Here are six children huddled under beds waiting for the moment to spring out and shout Happy Anniversary! but staring instead at the stillness of their mother’s body surrounding by glass and fragments of ruined doors.
Here is a sixty-one year old afraid of heights knowing but unable to explain why. She cannot tell you about walking out on the Eads Bridge in St. Louis during the floods and watching the rage of the Mississippi. She cannot capture the temptation she felt, the urge to let go and slip into the water.
Recently, someone told me that I should get therapy. The same person has expressed this belief countless times. A decade ago, he might have made a good case. Three years ago, I tried. One therapist after another, all clueless about the real world where my demons dwell. Healing seemed too elusive; and not for the likes of me. Not for me, the happy life.

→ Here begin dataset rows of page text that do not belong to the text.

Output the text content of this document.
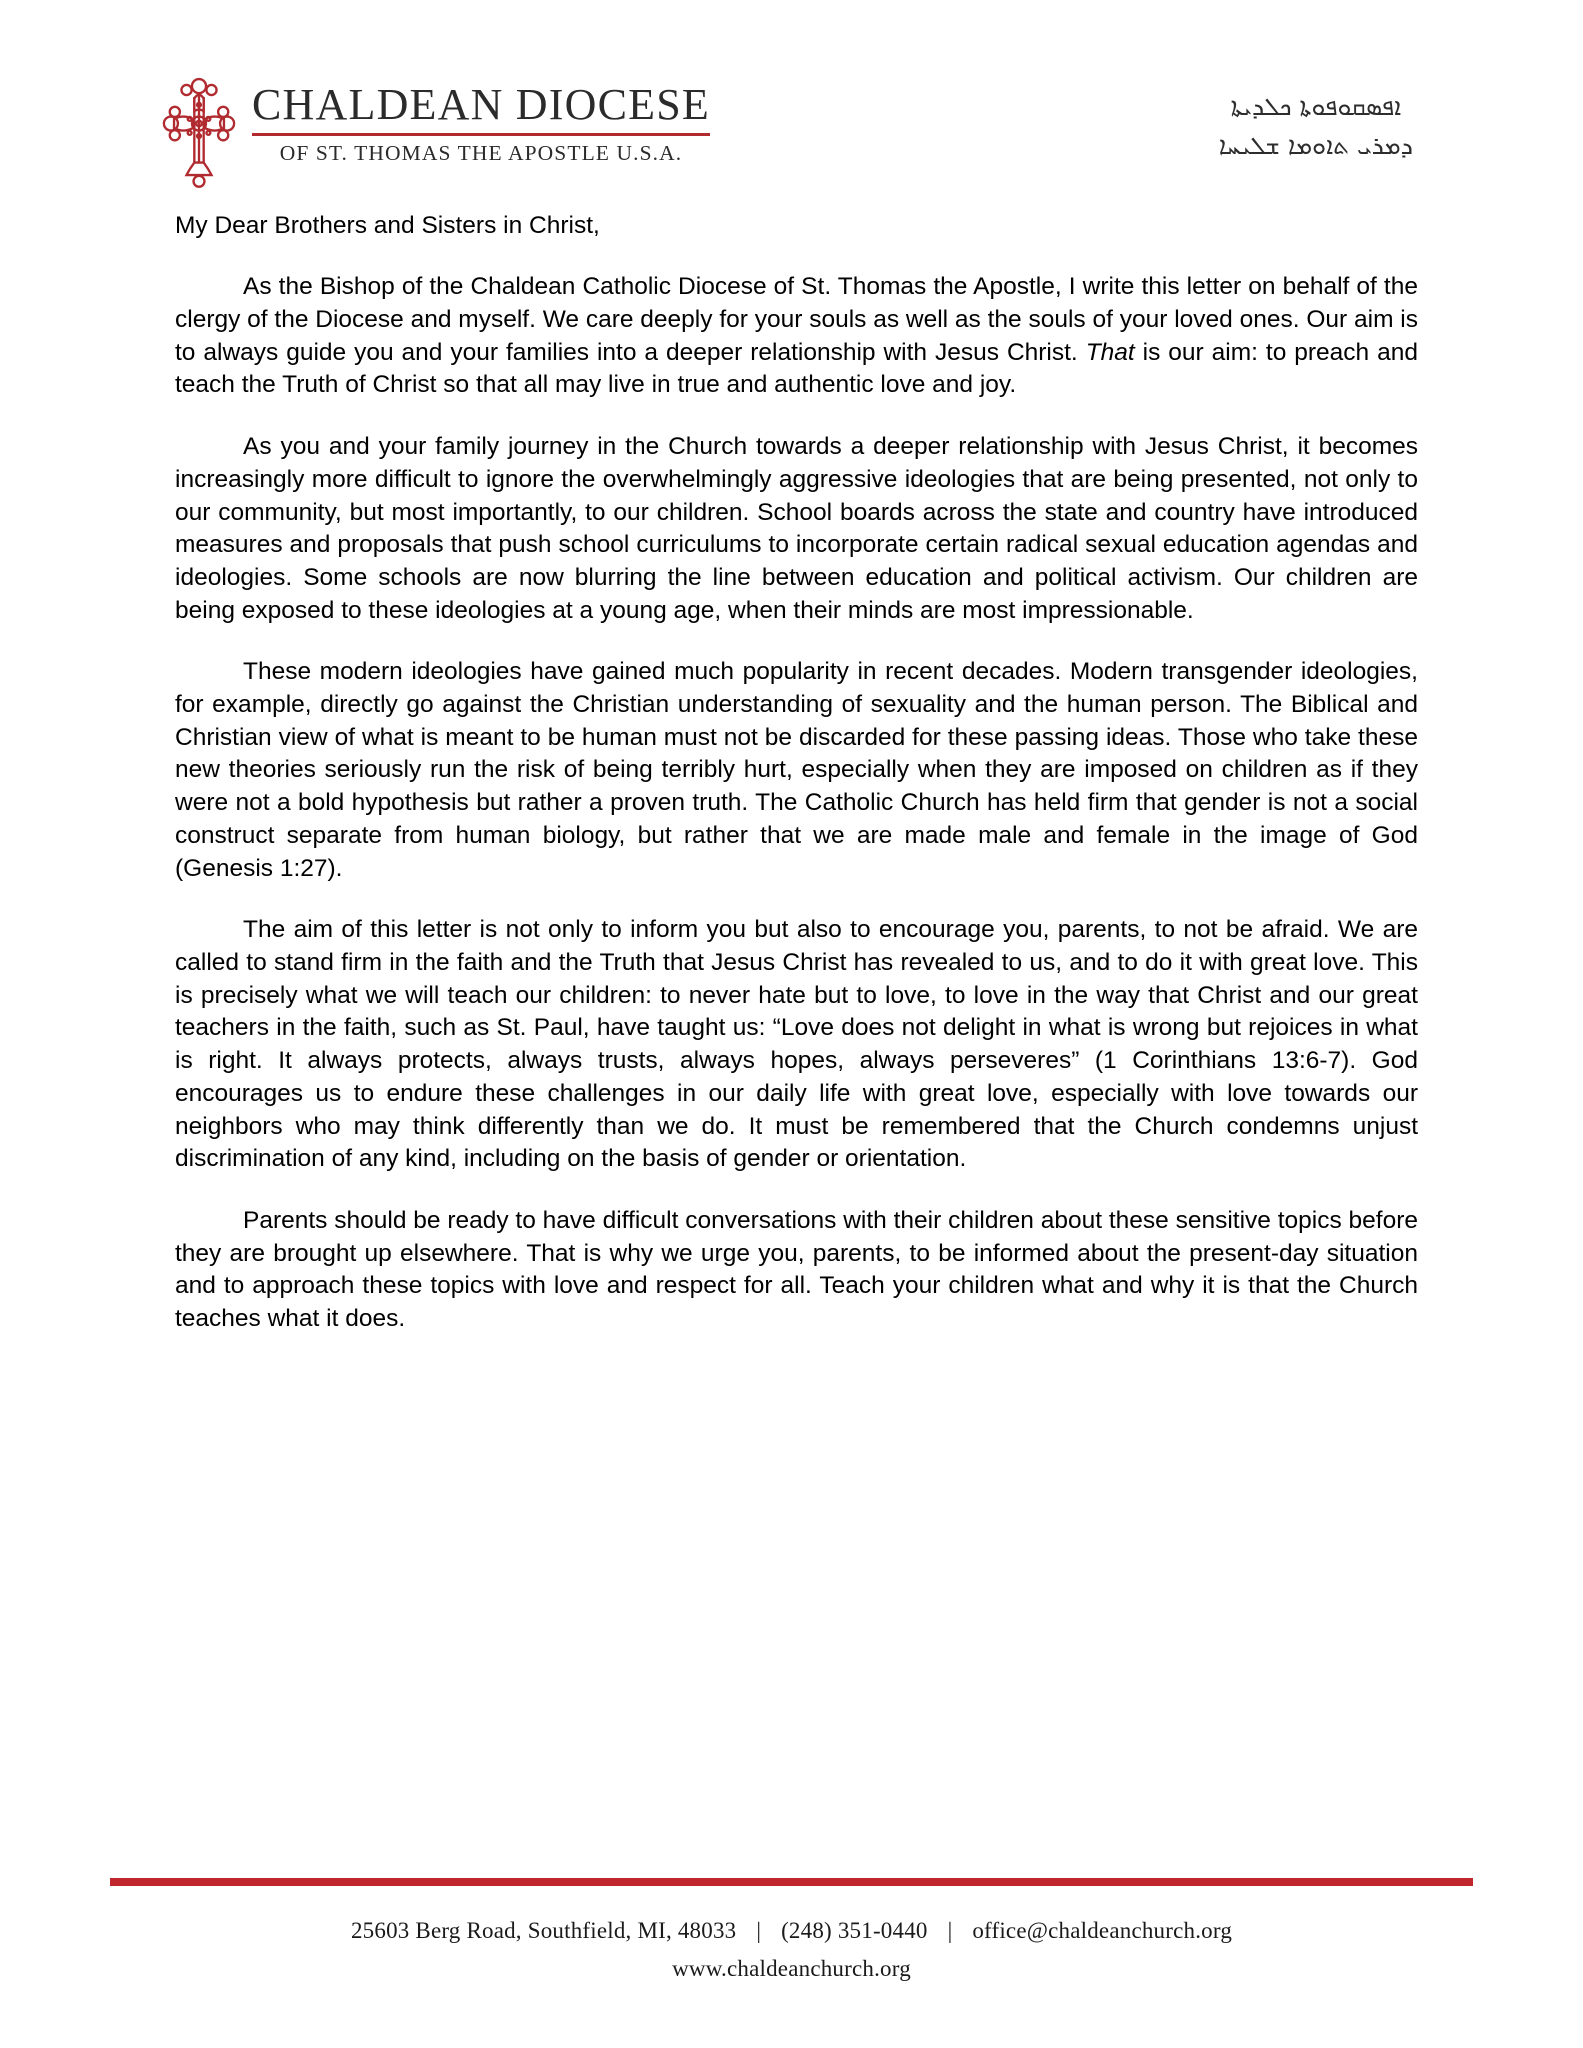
CHALDEAN DIOCESE
OF ST. THOMAS THE APOSTLE U.S.A.
ܐܦܣܩܘܦܘܬܐ ܟܠܕܝܬܐ
ܕܡܪܝ ܬܐܘܡܐ ܫܠܝܚܐ
My Dear Brothers and Sisters in Christ,
As the Bishop of the Chaldean Catholic Diocese of St. Thomas the Apostle, I write this letter on behalf of the clergy of the Diocese and myself. We care deeply for your souls as well as the souls of your loved ones. Our aim is to always guide you and your families into a deeper relationship with Jesus Christ. That is our aim: to preach and teach the Truth of Christ so that all may live in true and authentic love and joy.
As you and your family journey in the Church towards a deeper relationship with Jesus Christ, it becomes increasingly more difficult to ignore the overwhelmingly aggressive ideologies that are being presented, not only to our community, but most importantly, to our children. School boards across the state and country have introduced measures and proposals that push school curriculums to incorporate certain radical sexual education agendas and ideologies. Some schools are now blurring the line between education and political activism. Our children are being exposed to these ideologies at a young age, when their minds are most impressionable.
These modern ideologies have gained much popularity in recent decades. Modern transgender ideologies, for example, directly go against the Christian understanding of sexuality and the human person. The Biblical and Christian view of what is meant to be human must not be discarded for these passing ideas. Those who take these new theories seriously run the risk of being terribly hurt, especially when they are imposed on children as if they were not a bold hypothesis but rather a proven truth. The Catholic Church has held firm that gender is not a social construct separate from human biology, but rather that we are made male and female in the image of God (Genesis 1:27).
The aim of this letter is not only to inform you but also to encourage you, parents, to not be afraid. We are called to stand firm in the faith and the Truth that Jesus Christ has revealed to us, and to do it with great love. This is precisely what we will teach our children: to never hate but to love, to love in the way that Christ and our great teachers in the faith, such as St. Paul, have taught us: “Love does not delight in what is wrong but rejoices in what is right. It always protects, always trusts, always hopes, always perseveres” (1 Corinthians 13:6-7). God encourages us to endure these challenges in our daily life with great love, especially with love towards our neighbors who may think differently than we do. It must be remembered that the Church condemns unjust discrimination of any kind, including on the basis of gender or orientation.
Parents should be ready to have difficult conversations with their children about these sensitive topics before they are brought up elsewhere. That is why we urge you, parents, to be informed about the present-day situation and to approach these topics with love and respect for all. Teach your children what and why it is that the Church teaches what it does.
25603 Berg Road, Southfield, MI, 48033 | (248) 351-0440 | office@chaldeanchurch.org
www.chaldeanchurch.org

But then I remembered the Rule of Oz.
Remember that rule?
You’ve always had the power to take yourself home. Just click your heels together three times and say, There’s no place like home, there’s no place like home, there’s no place like home.
Everybody has ugly stories to tell. From the fierceness of the glimmers which flicker from the gapes in my armor, mine might seem starker than yours. But none of them control me anymore. I used to sit on my porch and rock to soothe myself. Now I rock for the sheer joy of the easy motion. A squirrel sneaks on my porch and I laugh with delight, for I know he’s the imp who stole my beautiful jade plant. I can’t be angry with him. He’s just trying to survive like all the rest of us.
HARLEM LYRIC THEATRE & OPERA CO., ‘GOING HOME’ DVORAK’S LARGO
Powerful stories of pain. As you say, everyone’s got them and learning to give them their proper place, in the past, is also powerful.
I like to think in my own journey that these toxic stories remain, waiting for the proper time to share their lessons with my present and release the damage from cell and soul. I’ve learned some story midwifery along the way. Isn’t that what it means to be human?
“People who wade into discomfort and vulnerability and tell the truth about their stories are the real badasses.”